Abidjan a été le théâtre d’un événement marquant pour l’économie ivoirienne. Lors d’une rencontre avec la presse, le ministre du Plan a révélé que les partenaires internationaux avaient quadruplé leurs engagements financiers pour le Plan national de développement (PND) 2030.
Cette dynamique illustre la résilience de l’économie ivoirienne, qui affiche une croissance annuelle moyenne de 6,5 % depuis plusieurs années. Après une période de turbulence politique au début des années 2000, le pays a su rebâtir sa stabilité, attirant ainsi des capitaux étrangers en masse.
Un forum réunissant décideurs publics et privés s’est tenu les 11 et 12 juin à Abidjan. L’objectif ? Mobiliser les fonds nécessaires au financement du PND, axé sur des projets structurants : sécurité renforcée, modernisation agricole (qui représente 20 % du PIB), soutien aux entreprises locales pour en faire des champions nationaux, et développement d’infrastructures majeures, dont un réseau de TGV.
Un engagement financier historique
Initialement, les autorités ivoiriennes espéraient lever environ 20 milliards de dollars auprès des partenaires publics. Pourtant, la réalité a dépassé toutes les attentes : plus de 80 milliards de dollars ont été promis par les bailleurs de fonds internationaux, dont la Banque mondiale, la Banque africaine de développement et l’Union européenne.

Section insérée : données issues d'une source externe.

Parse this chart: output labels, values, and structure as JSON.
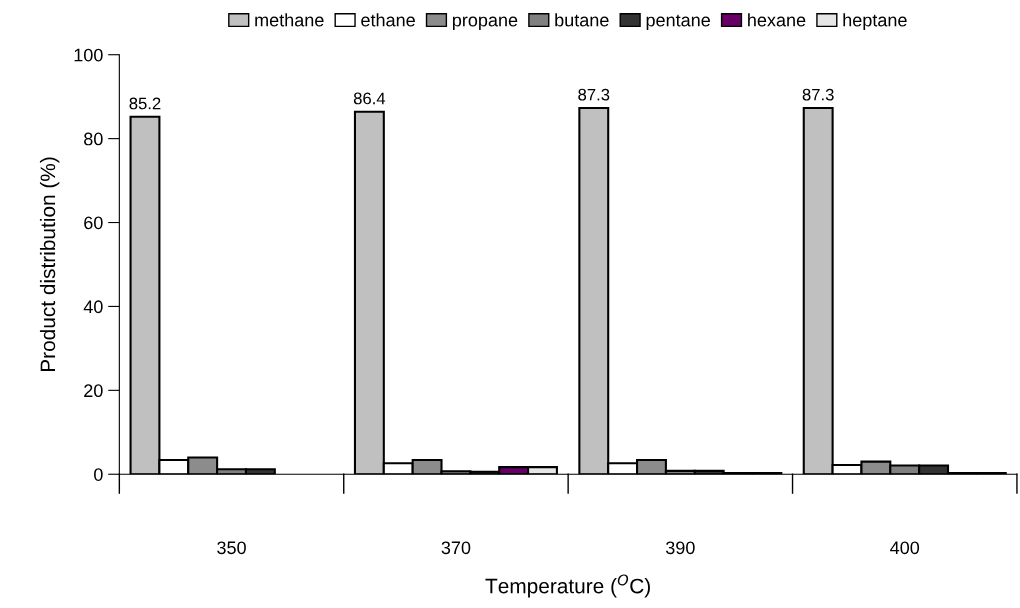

« Tous nos indicateurs macroéconomiques sont au vert », s’est félicité le ministre Souleymane Diarrassouba. Il a ajouté que près de 70 % des financements devraient provenir du secteur privé, soit plus de 147 milliards de dollars. Le budget total du PND s’élève désormais à 209 milliards de dollars, incluant la contribution de l’État.
Cette levée de fonds exceptionnelle s’ajoute à d’autres succès récents. En février, la Côte d’Ivoire a réalisé une émission obligataire de 1,3 milliard de dollars sur les marchés internationaux, à des conditions avantageuses pour un pays émergent. Par ailleurs, le Fonds monétaire international a validé un déblocage de près de 833 millions de dollars dans le cadre de programmes d’aide.
Le FMI a salué la résilience de l’économie ivoirienne, tout en prévoyant un léger ralentissement de la croissance à 6 % en 2026 (contre 6,5 % en 2025) et une inflation modérée à 3,3 % pour l’année en cours.
Longtemps dépendante de l’agriculture, l’économie ivoirienne diversifie désormais ses activités. Les récentes découvertes minières, gazières et pétrolières ouvrent de nouvelles perspectives pour le pays, renforçant son attractivité auprès des investisseurs.